Sunday, January 1, 2012

AXE-WIELDING MANIACS: Popular

Sometimes you come across a T.V. show that really grabs your attention. It makes you think, feel, laugh, care about the characters. But so often these great shows don't get the chance they deserve. For one reason or another they get cancelled after just one or if they're lucky, two seasons. A lot of these programs have the potential to become, or already are, something really special and exciting. The T.V. world today is impatient and wants an instant smash-hit. There's no time to let an audience build or pride in producing creative, left-field entertainment that, if given a chance, could acquire a cult-status with a steady following of loyal fans.
I watch Lucifers dreambox quite a lot, but instead of feeling like I was numbing my brain with mindless garbage, some of these shows gave me a real sense of enjoyment. Over the next few weeks in "Axe-wielding Maniacs" I'll be talking about some of my favorite prematurely cancelled shows, starting of with Glee's predecessor, Popular.


Popular: Created by Gina Matthews and Glee's co-creator Ryan Murphy, Popular focuses on life in high-school. The two main characters, Brooke and Sam, are from different "groups". Brooke is popular, the schools sweetheart and prom-queen, while Sam, an aspiring journalist, tries her hardest to be different. When their single parents fall in love and get married, they are forced to live under the same roof and end up growing close and even become good friends. The other members of their stereotypical cliques also start of as polar opposites. Brooke, head-cheerleader of the Glamazons, is joined by bitchy, manipulative Nicole who aids Brooke in her popularity, while also being massively jealous, the Southern Mary Cherry, slightly unhinged daughter of a rich business woman who can get anything done with her money and the hair-twirling Latina Poppy Fresh. On the other side of the divide are Harrison John, he used to be friends with Brooke and still has a crush on her, but is now Sams partner in crime, Carmen Ferrara, who wants nothing more than to be popular and even ends up joining the Glamazons, despite her friends' dissaproval, and animal rights activist Lilly Esposito, who rejects the idea that popularity should be the main goal in life.

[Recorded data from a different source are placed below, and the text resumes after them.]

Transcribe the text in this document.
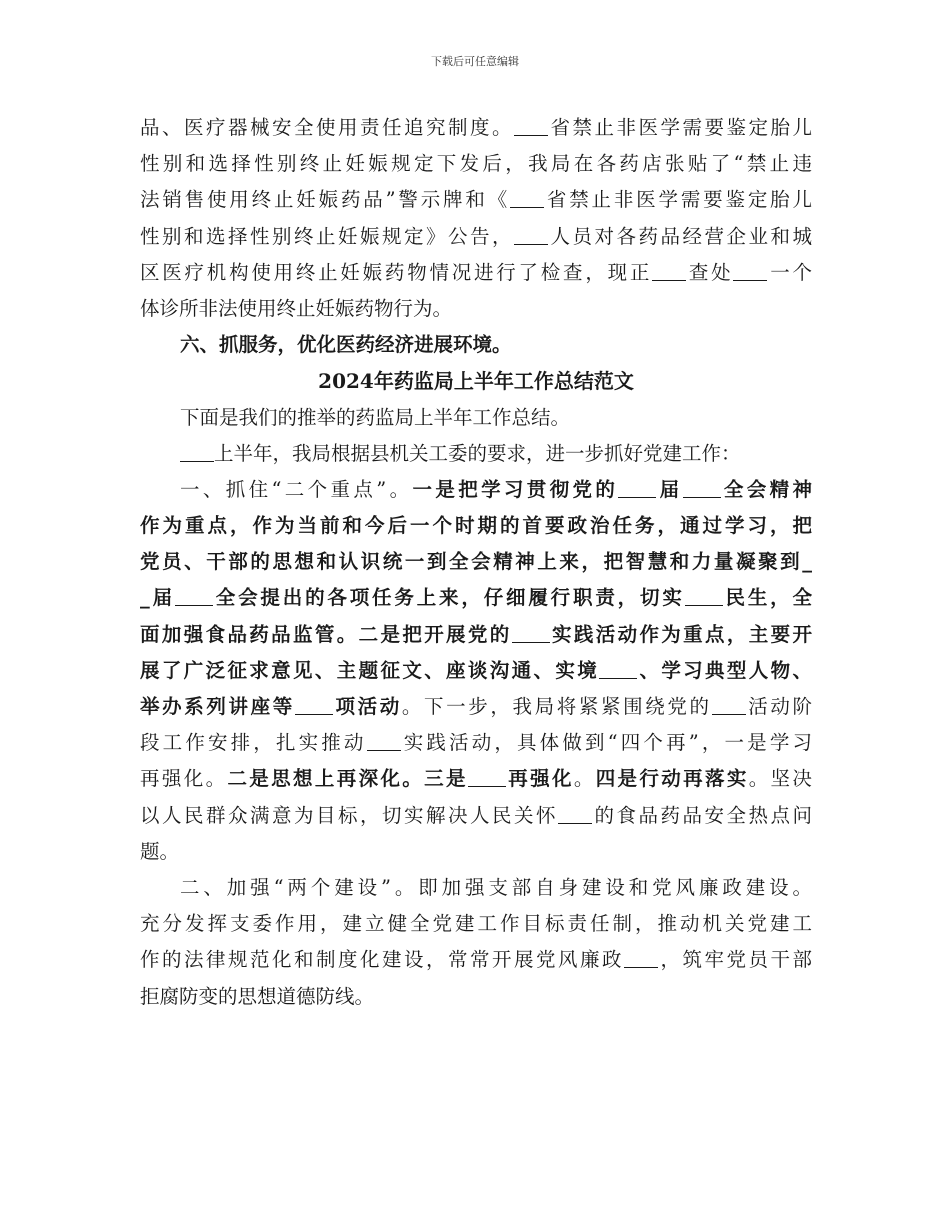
下载后可任意编辑
品、医疗器械安全使用责任追究制度。 省禁止非医学需要鉴定胎儿
性别和选择性别终止妊娠规定下发后，我局在各药店张贴了“禁止违
法销售使用终止妊娠药品”警示牌和《 省禁止非医学需要鉴定胎儿
性别和选择性别终止妊娠规定》公告， 人员对各药品经营企业和城
区医疗机构使用终止妊娠药物情况进行了检查，现正 查处 一个
体诊所非法使用终止妊娠药物行为。
六、抓服务，优化医药经济进展环境。
2024年药监局上半年工作总结范文
下面是我们的推举的药监局上半年工作总结。
上半年，我局根据县机关工委的要求，进一步抓好党建工作：
一、抓住“二个重点”。一是把学习贯彻党的 届 全会精神
作为重点，作为当前和今后一个时期的首要政治任务，通过学习，把
党员、干部的思想和认识统一到全会精神上来，把智慧和力量凝聚到_
_届 全会提出的各项任务上来，仔细履行职责，切实 民生，全
面加强食品药品监管。二是把开展党的 实践活动作为重点，主要开
展了广泛征求意见、主题征文、座谈沟通、实境 、学习典型人物、
举办系列讲座等 项活动。下一步，我局将紧紧围绕党的 活动阶
段工作安排，扎实推动 实践活动，具体做到“四个再”，一是学习
再强化。二是思想上再深化。三是 再强化。四是行动再落实。坚决
以人民群众满意为目标，切实解决人民关怀 的食品药品安全热点问
题。
二、加强“两个建设”。即加强支部自身建设和党风廉政建设。
充分发挥支委作用，建立健全党建工作目标责任制，推动机关党建工
作的法律规范化和制度化建设，常常开展党风廉政 ，筑牢党员干部
拒腐防变的思想道德防线。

 You can tell Popular was co-created by the same person involved in Glee. It tackles very similar issues such as the desperate wish for peer approval and also the fall of a prom-queens status, issues with being gay and being accepted for who you are, striving for your own goals no matter what. It even has a near identical story-arc involving three almost indistinguishable characters. Brooke McQueen/Quinn Fabray, the blond prom queen and captain of the cheer-leading team who used to have eating-issues, used to date the schools popular, but friendly quarterback Josh Ford/Finn Hudson. Josh Ford/Finn Hudson tires of his girlfriends need to be the best and falls in love with the outsider Carmen Ferrara/Rachel Berry, a very talented girl but not without her own body hang-ups and insecurities, thinking that her boyfriend still prefers his more "beautiful" ex over them.

But while Glee seems very much stuck in a push-and-pull of a parody and not offending it's millions of fans who seem to actually want the thing they started out making fun of, Popular became more and more a commentary on the ridiculous image those teenage drama/comedy shows portray of life in high-school. It shows the harshness of being a teenager by overemphasizing the silly problems they come across in the usual programs aimed at teens with their cartoonish characters and ridiculous plotlines offset by some real painful situations and more realistic insecurities.


I enjoy watching Glee, but after having known Popular first, I can't help but wish they'd given that the time and effort that has gone into promoting it's musical successor, just to see where they could have taken it.